Connected to this is Trump's further promise to eliminate Chapter 16 of the NAFTA detailing the provisions of temporary entry for professionals. While post-NAFTA trade agreements like the U.S.-Chile and U.S.-Singapore FTAs in 2004 contain temporary entry provisions (part of the H-1B Visa category, and numerically limited), only the NAFTA created an entirely new visa category, the TN Visa.

Some in Trump's orbit paint the TN Visa as having been exploitatively used by people of dubious professional standing-- unsurprisingly, Mexicans-- to enter the United States and take everyone's jobs. Nonsense. Relative to Canadians and Americans who, by and large, have been able to show up at ports of entry and apply for a TN Visa on the spot and still catch their flights, Mexicans have had numerous hurdles put in front of them from the very beginning. Hence, while the precise numbers of nationals from each country taking advantage of the TN Visa is not measured by DHS or State, Mexicans certainly make up the smallest cohort of the some 800,000 TN Visa holders in the United States.

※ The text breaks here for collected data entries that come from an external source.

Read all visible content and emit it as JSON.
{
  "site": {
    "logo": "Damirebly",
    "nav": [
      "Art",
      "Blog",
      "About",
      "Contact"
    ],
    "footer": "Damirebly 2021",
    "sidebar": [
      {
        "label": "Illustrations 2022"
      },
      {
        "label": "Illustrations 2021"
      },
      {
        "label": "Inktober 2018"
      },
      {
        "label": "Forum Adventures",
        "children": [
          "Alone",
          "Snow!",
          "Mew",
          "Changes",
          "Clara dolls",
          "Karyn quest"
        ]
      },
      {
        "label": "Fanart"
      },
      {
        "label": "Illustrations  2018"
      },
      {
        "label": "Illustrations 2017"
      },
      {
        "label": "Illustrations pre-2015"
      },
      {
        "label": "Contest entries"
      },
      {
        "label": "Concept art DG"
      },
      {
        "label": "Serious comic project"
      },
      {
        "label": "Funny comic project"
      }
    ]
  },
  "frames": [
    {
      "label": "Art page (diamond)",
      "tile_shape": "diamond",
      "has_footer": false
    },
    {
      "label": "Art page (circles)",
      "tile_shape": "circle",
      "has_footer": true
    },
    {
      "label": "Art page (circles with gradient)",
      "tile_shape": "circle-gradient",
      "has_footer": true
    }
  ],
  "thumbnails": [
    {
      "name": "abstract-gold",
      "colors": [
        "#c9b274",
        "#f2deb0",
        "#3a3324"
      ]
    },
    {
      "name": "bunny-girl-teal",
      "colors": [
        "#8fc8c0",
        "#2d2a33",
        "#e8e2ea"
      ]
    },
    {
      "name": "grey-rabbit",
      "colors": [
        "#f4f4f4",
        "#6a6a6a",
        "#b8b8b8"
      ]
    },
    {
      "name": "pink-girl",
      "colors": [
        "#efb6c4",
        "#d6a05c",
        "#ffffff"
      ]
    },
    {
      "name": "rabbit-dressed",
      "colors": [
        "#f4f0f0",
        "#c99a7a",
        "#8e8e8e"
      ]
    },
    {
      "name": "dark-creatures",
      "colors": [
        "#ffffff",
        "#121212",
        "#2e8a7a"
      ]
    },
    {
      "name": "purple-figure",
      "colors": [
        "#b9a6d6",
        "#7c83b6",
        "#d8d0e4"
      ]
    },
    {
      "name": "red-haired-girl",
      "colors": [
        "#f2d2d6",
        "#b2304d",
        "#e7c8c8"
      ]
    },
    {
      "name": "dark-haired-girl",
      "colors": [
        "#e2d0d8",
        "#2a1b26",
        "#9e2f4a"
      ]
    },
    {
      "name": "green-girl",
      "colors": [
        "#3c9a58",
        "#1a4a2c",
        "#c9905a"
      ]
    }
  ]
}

In the current climate of populist nativism around immigration, it was always hard to imagine updating Chapter 16 as actually required. The current list of professions qualifying for the TN Visa is 25yrs old; many occupations have disappeared, newer professions are not listed. A NAFTA2.0 would ideally keep the TN Visa, but adopt the more flexible educational attainment level (a Bachelor's Degree or higher) to qualify. This is the standard set in most modern agreements and will never need updating as old jobs disappear and new ones are created.

Oh, and then there's agriculture, intellectual property, government procurement (the U.S. has demanded dollar-for-dollar reciprocity there-- think about that), and services, each of which is difficult can of worms yet to even be opened.

What's the Rush?

Over the past several weeks, Ottawa and Mexico City have been pushing hard to complete a deal. I don't understand why? Mexican elections in July? Important, sure. Congressional mid-terms in the U.S. this fall? Sure, also important. U.S. Trade Promotion Authority procedures for considering NAFTA2.0 important? Yeah, sort of (see above).

If Prime Minister Trudeau were to give me a ring and ask about strategy, I'd tell him to chill. In fact, I'd tell him to drag out the talks as long as possible, dare Trump to pull the plug in frustration. As the Trump Train continues to go off the rails, his need for a victory will grow. That might mean he makes good on his promise to kill the NAFTA; something I think he's leaned toward all along.
Innocent Times... August 2017
A "skinny," incomplete NAFTA2.0 that meets some electoral or U.S. Congressional timetable isn't likely to be good for Americans, much less Canada and Mexico. Why force the issue, especially if it means capitulating on so many issues?

Moreover, the last time I checked, elections were a regular event in democracies (hope it stays that way). Trying to negotiate an important and complex revision to rules governing trade between economies totaling $17 Trillion shouldn't be done in haste, and can't always be done in between elections.

If NAFTA2.0 is to happen, it ought to be done properly.